Saturday, 11 January 2014

Shingle Street, Suffolk

29th October 2013

I seized the day. There was blue sky this morning, but glum-looking rain after lunch put me off a planned trip to Shingle Street, near Woodbridge, to photograph the landforms. I asked the Met Office website for its prognosis: patchy sunshine but a raincloud over Woodbridge. I settled down for a doomed afternoon at my desk, but was woken from my lethargy by sunshine knocking on the window. Quickly pulling together clothing, snacks, boots and bits I set off - a roll of the dice: I was trusting to luck.

The car quietly navigating the winding early autumn roads, out through Eye, Debenham, Otley, Clopton - funny little places - passing chainsawed limbs and branches from St Jude's Storm lying beside the road.
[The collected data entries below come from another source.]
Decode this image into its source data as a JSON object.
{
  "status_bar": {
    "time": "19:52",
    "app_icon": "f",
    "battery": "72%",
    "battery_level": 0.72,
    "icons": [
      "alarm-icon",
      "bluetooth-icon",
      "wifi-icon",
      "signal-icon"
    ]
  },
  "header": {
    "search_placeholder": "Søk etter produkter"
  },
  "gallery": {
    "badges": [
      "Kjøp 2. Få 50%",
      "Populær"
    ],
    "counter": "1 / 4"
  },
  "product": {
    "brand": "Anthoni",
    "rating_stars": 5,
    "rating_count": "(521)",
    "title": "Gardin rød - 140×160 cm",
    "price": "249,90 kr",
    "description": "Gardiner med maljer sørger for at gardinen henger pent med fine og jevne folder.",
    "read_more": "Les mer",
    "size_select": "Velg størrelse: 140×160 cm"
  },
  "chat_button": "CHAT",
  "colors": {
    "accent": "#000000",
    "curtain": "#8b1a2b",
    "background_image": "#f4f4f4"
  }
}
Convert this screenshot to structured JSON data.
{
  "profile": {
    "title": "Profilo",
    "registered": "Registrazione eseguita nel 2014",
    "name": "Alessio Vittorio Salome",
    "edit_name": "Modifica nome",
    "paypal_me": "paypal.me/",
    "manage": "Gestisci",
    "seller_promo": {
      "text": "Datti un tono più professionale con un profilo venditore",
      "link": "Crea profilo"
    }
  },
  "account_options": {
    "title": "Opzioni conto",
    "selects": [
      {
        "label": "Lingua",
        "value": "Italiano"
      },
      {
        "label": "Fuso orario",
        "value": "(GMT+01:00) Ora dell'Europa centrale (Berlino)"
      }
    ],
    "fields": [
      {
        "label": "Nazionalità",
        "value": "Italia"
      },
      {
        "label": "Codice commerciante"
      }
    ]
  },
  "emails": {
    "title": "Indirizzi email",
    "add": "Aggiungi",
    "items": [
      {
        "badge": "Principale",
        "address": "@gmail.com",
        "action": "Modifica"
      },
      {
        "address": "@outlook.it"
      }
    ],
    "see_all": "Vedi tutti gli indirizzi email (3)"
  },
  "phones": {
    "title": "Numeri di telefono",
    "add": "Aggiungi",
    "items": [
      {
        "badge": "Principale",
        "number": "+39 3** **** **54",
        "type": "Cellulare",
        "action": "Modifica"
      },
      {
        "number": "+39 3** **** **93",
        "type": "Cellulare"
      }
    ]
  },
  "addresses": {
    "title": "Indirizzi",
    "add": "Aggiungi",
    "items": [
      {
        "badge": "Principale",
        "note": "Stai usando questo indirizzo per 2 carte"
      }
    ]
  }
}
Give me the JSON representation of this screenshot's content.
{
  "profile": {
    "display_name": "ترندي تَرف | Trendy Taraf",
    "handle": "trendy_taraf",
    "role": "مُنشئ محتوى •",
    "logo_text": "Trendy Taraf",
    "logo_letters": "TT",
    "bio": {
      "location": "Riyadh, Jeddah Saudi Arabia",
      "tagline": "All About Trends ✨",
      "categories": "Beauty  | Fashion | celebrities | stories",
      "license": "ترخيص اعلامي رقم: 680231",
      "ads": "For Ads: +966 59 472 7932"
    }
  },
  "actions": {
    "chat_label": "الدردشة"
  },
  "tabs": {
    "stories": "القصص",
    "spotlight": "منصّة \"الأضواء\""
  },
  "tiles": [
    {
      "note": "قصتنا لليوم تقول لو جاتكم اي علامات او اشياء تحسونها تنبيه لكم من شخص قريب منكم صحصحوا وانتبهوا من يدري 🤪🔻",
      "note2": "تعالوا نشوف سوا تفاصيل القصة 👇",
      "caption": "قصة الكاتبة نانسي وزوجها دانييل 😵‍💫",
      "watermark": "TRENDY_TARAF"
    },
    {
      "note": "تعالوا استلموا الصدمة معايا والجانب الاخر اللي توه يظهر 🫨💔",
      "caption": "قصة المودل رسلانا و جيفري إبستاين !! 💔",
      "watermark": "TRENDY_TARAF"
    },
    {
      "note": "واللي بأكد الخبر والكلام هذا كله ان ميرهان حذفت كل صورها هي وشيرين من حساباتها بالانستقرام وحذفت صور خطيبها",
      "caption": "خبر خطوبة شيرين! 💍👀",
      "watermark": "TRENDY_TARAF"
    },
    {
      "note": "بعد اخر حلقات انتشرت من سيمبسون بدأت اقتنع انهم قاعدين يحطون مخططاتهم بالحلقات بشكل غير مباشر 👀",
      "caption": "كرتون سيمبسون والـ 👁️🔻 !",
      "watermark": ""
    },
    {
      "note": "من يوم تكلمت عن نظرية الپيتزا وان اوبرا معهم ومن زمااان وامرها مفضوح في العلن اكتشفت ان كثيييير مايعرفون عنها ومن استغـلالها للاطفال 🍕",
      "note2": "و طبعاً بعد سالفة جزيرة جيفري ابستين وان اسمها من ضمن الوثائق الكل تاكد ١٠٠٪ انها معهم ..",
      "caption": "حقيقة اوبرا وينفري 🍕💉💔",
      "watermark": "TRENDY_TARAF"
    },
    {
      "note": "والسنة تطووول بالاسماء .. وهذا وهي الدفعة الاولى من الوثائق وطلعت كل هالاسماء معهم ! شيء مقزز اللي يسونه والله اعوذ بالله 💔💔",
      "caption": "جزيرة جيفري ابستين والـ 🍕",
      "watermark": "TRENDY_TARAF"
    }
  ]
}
Heading south-eastwards, tracking a blue sky shot with grey.

Shingle Street is a single street of cottages with a grandstand view of the North Sea. Today the movie was sunshine and rain clouds on a westerly breeze, with a rainbow for company. The River Alde meets the sea here, and the two currents tussle and create tide-washed islands of shingle and the southernmost tip of the long coastal spit of Orfordness, 16 miles long stretching south from Aldeburgh.

Everything is pure becoming at Shingle Street; nothing stays put; all is flow - just cloud, beach, water and sky: the Heraclitean flux. For me, this is the meaning of the place.